Per rimanere sul concreto, basta prendere quattro delle proposte tratte dal programma di Matteo Renzi: 100euro nette al mese in busta paga, il potenziamento degli asili nido, la riforma dell'uso dei fondi comunitari, e le civil partnership per le coppie omosessuali. Ebbene, sono o non sono esempi di un programma che parla una lingua della sinistra contemporanea?

E ancora: perchè lasciare ai grillini il tema fondamentale della eliminazione di ogni forma dei privilegio? Dal dimezzamento degli stipendi dei parlamentari (e possibilmente anche del numero) fino all'abolizione dei vitalizi o del finanziamento pubblico dei partiti (e possibilmente anche dei giornali di partito), al limite dei mandati parlamentari, per fare degli esempi, sono delle proposte (discutibili) che poterebbero ad associare la parola responsabilità alla parola politica oppure liquidiamo tutto come becera demagogia? Se ci fossero ancora dubbi su una certa “ritrosia”dell'attuale ceto politico rispetto a qualsiasi forma di controllo, si guardi alla bocciatura della proposta del Governo Monti sui meccanismi di spesa delle Regioni e della politica regionale, per rendersene conto.

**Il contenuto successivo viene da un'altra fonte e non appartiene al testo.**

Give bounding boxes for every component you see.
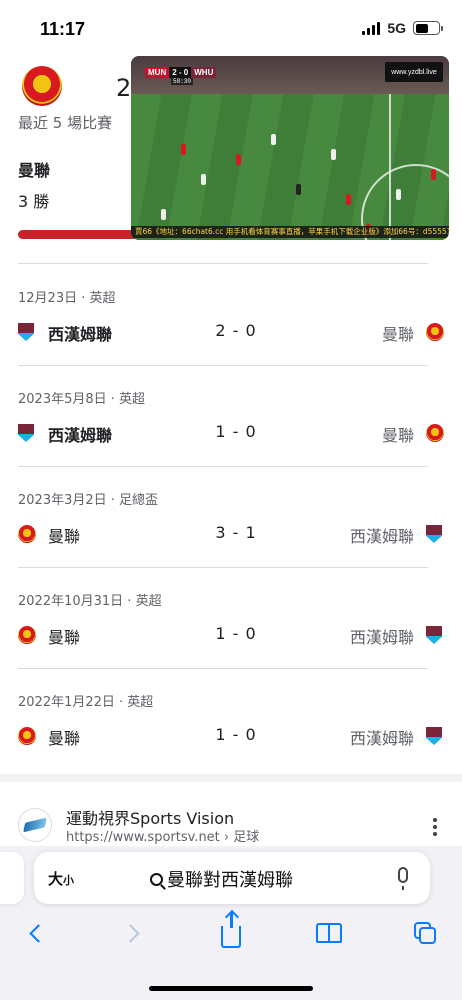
west-ham-crest-icon	[426, 727, 442, 745]
match-score: 1 - 0	[215, 624, 257, 643]
stream-site-logo: www.yzdbl.live	[385, 62, 443, 82]
search-icon	[150, 872, 163, 886]
match-row: 曼聯 3 - 1 西漢姆聯	[18, 523, 444, 547]
sportsv-favicon[interactable]	[18, 808, 52, 842]
home-team-name: 曼聯	[48, 729, 81, 748]
divider	[18, 263, 428, 264]
west-ham-crest-icon	[426, 525, 442, 543]
home-team-name: 曼聯	[48, 527, 81, 546]
section-separator	[0, 774, 462, 782]
more-options-icon[interactable]	[430, 818, 440, 836]
west-ham-crest-icon	[18, 323, 34, 341]
match-item[interactable]: 2022年10月31日 · 英超曼聯 1 - 0 西漢姆聯	[0, 568, 462, 668]
signal-icon	[362, 21, 381, 35]
home-team-name: 西漢姆聯	[48, 426, 113, 445]
match-meta: 2023年5月8日 · 英超	[18, 392, 146, 407]
back-button[interactable]	[20, 918, 50, 948]
match-row: 曼聯 1 - 0 西漢姆聯	[18, 624, 444, 648]
battery-icon	[413, 21, 443, 35]
match-meta: 2023年3月2日 · 足總盃	[18, 493, 159, 508]
match-meta: 2022年1月22日 · 英超	[18, 695, 154, 710]
match-row: 西漢姆聯 2 - 0 曼聯	[18, 321, 444, 345]
header-number: 2	[116, 74, 132, 102]
book-icon	[316, 923, 342, 943]
match-score: 1 - 0	[215, 422, 257, 441]
match-score: 3 - 1	[215, 523, 257, 542]
summary-team-name: 曼聯	[18, 161, 51, 180]
west-ham-crest-icon	[426, 626, 442, 644]
match-score: 2 - 0	[215, 321, 257, 340]
match-row: 曼聯 1 - 0 西漢姆聯	[18, 725, 444, 749]
text-size-button[interactable]: 大小	[48, 868, 74, 889]
network-label: 5G	[387, 20, 406, 36]
match-meta: 2022年10月31日 · 英超	[18, 594, 162, 609]
home-team-name: 曼聯	[48, 628, 81, 647]
address-bar[interactable]: 大小 曼聯對西漢姆聯	[34, 852, 430, 904]
match-item[interactable]: 2023年3月2日 · 足總盃曼聯 3 - 1 西漢姆聯	[0, 467, 462, 567]
man-utd-logo	[22, 66, 62, 106]
match-meta: 12月23日 · 英超	[18, 291, 116, 306]
recent-matches-label: 最近 5 場比賽	[18, 114, 113, 132]
match-item[interactable]: 2023年5月8日 · 英超西漢姆聯 1 - 0 曼聯	[0, 366, 462, 466]
match-item[interactable]: 12月23日 · 英超西漢姆聯 2 - 0 曼聯	[0, 265, 462, 365]
away-team-name: 曼聯	[381, 426, 414, 445]
forward-button[interactable]	[118, 918, 148, 948]
result-url: https://www.sportsv.net › 足球	[66, 830, 260, 845]
browser-toolbar: 大小 曼聯對西漢姆聯	[0, 846, 462, 1000]
man-utd-crest-icon	[426, 323, 444, 341]
chevron-right-icon	[120, 923, 140, 943]
tabs-button[interactable]	[410, 918, 440, 948]
search-query[interactable]: 曼聯對西漢姆聯	[150, 866, 293, 892]
away-team-name: 西漢姆聯	[349, 628, 414, 647]
pip-video-player[interactable]: MUN 2 - 0 WHU 58:30 www.yzdbl.live 賈66《地…	[131, 56, 449, 240]
scorebug-home: MUN	[145, 66, 170, 78]
scorebug-clock: 58:30	[171, 78, 194, 85]
share-button[interactable]	[216, 912, 246, 948]
west-ham-crest-icon	[18, 424, 34, 442]
microphone-icon[interactable]	[398, 867, 408, 890]
match-item[interactable]: 2022年1月22日 · 英超曼聯 1 - 0 西漢姆聯	[0, 669, 462, 769]
search-query-text: 曼聯對西漢姆聯	[167, 870, 293, 891]
home-indicator	[149, 986, 313, 991]
home-team-name: 西漢姆聯	[48, 325, 113, 344]
chevron-left-icon	[28, 923, 48, 943]
away-team-name: 西漢姆聯	[349, 527, 414, 546]
tabs-icon	[414, 922, 436, 944]
man-utd-crest-icon	[18, 626, 36, 644]
status-icons: 5G	[362, 20, 443, 36]
scorebug-score: 2 - 0	[169, 66, 192, 78]
away-team-name: 曼聯	[381, 325, 414, 344]
scorebug: MUN 2 - 0 WHU	[145, 65, 217, 79]
previous-tab-pill[interactable]	[0, 852, 24, 904]
video-ticker: 賈66《地址：66chat6.cc 用手机看体育赛事直播，苹果手机下载企业版》添…	[131, 226, 449, 238]
man-utd-crest-icon	[18, 727, 36, 745]
share-icon	[221, 912, 241, 948]
match-row: 西漢姆聯 1 - 0 曼聯	[18, 422, 444, 446]
bookmarks-button[interactable]	[314, 918, 344, 948]
summary-wins: 3 勝	[18, 192, 50, 211]
scorebug-away: WHU	[191, 66, 217, 78]
away-team-name: 西漢姆聯	[349, 729, 414, 748]
man-utd-crest-icon	[426, 424, 444, 442]
match-score: 1 - 0	[215, 725, 257, 744]
pitch	[131, 94, 449, 240]
man-utd-crest-icon	[18, 525, 36, 543]
status-time: 11:17	[40, 19, 86, 39]
status-bar: 11:17 5G	[0, 0, 462, 56]
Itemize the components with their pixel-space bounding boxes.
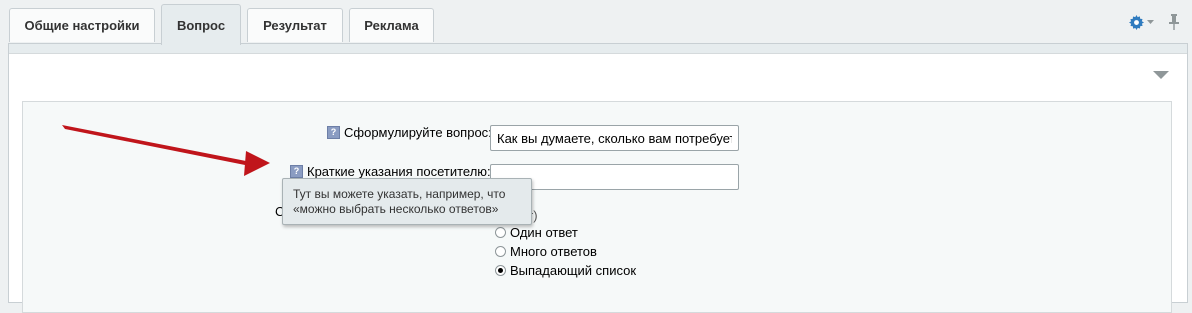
tab-label: Общие настройки: [24, 18, 140, 33]
tab-label: Вопрос: [176, 17, 226, 33]
panel-header-strip: [9, 44, 1187, 54]
gear-icon: [1129, 14, 1144, 30]
pin-icon[interactable]: [1168, 14, 1180, 30]
tab-label: Результат: [263, 18, 327, 33]
tab-label: Реклама: [364, 18, 419, 33]
tab-general-settings[interactable]: Общие настройки: [9, 8, 155, 42]
help-icon[interactable]: ?: [290, 165, 303, 178]
tooltip-line: Тут вы можете указать, например, что: [293, 187, 506, 201]
chevron-down-icon: [1147, 19, 1154, 24]
tab-actions: [1129, 14, 1180, 30]
radio-button[interactable]: [495, 227, 506, 238]
help-tooltip: Тут вы можете указать, например, что «мо…: [282, 178, 532, 225]
radio-label: Много ответов: [510, 244, 597, 259]
radio-button[interactable]: [495, 246, 506, 257]
radio-button[interactable]: [495, 265, 506, 276]
radio-option-single[interactable]: Один ответ: [495, 225, 578, 240]
question-input[interactable]: [490, 125, 739, 151]
hint-label-row: ? Краткие указания посетителю:: [290, 164, 491, 179]
radio-option-multiple[interactable]: Много ответов: [495, 244, 597, 259]
tab-advertising[interactable]: Реклама: [349, 8, 434, 42]
tab-result[interactable]: Результат: [247, 8, 343, 42]
collapse-arrow-icon[interactable]: [1153, 71, 1169, 79]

Inoltre, è di sinistra condannare giovani e donne a non avere neanche più la speranza di trovare un posto di lavoro pur di non rimodulare i diritti di coloro che un lavoro, se non lo perdono, ce l'hanno già? Per carità di Patria sorvoliamo sulle polemiche tutte italiane sui neo liberisti contrapposti ai neo keynesiani, che l'immaginazione di alcuni dirigenti di partito (con buona dose di strumentalità...) vorrebbe portare a scrivere il nome Keynes sotto la colonna "economisti marxisti". Come si rapporta la sinistra con una nuova mappatura di discriminazioni che l'Europa da anni ci indica e che viene tradotta in battaglia esclusivamente di principio e non di risultato?


Infine, sulle regole, se il voto è libero e segreto, dobbiamo addirittura gettare un'ombra sui padri costituenti accusandoli di essere dei “renziani” antelitteram? Non sarà un caso se Rodotà prima e lo stesso Luigi Berlinguer poi, abbiano dichiarato che escludere la preregistrazione on line sia un errore poco giustificabile (ed infatti è notizia dell'ultima ora che è stata resa possibile) e che la pubblicazione del cosiddetto albo degli elettori incontri il divieto posto dalla legge alla diffusione dei dati sensibili.

Fare, quindi, i conti con la realtà, con la dimensione dell'oggi.

Questo forse è il compito più importante per una sinistra contemporanea che faccia concretamente vivere quei valori fondanti di libertà e giustizia sociale. Uscendo dal Palazzo.

Chiudere gli occhi su un mondo che è cambiato non fa altro che produrre quei fenomeni pericolosi che si incarnano in movimenti come quelli di Grillo. Il cui pericolo, si badi bene, non è certamente la lotta contro i privilegi della casta. Sacrosanta. Semmai è l'incapacità di una seria proposta di Governo che rischierebbe di far scivolare l'Italia direttamente verso la Grecia.

Ridateci la politica: è vero. Proviamo però a superare questa idea di chiedere a qualcun altro qualcosa: riprendiamoci la buona politica. Riprendiamoci la speranza di costruire un'Italia liberata dalle tante zavorre che per decenni l'hanno soffocata e le impediscono di correre e di crescere.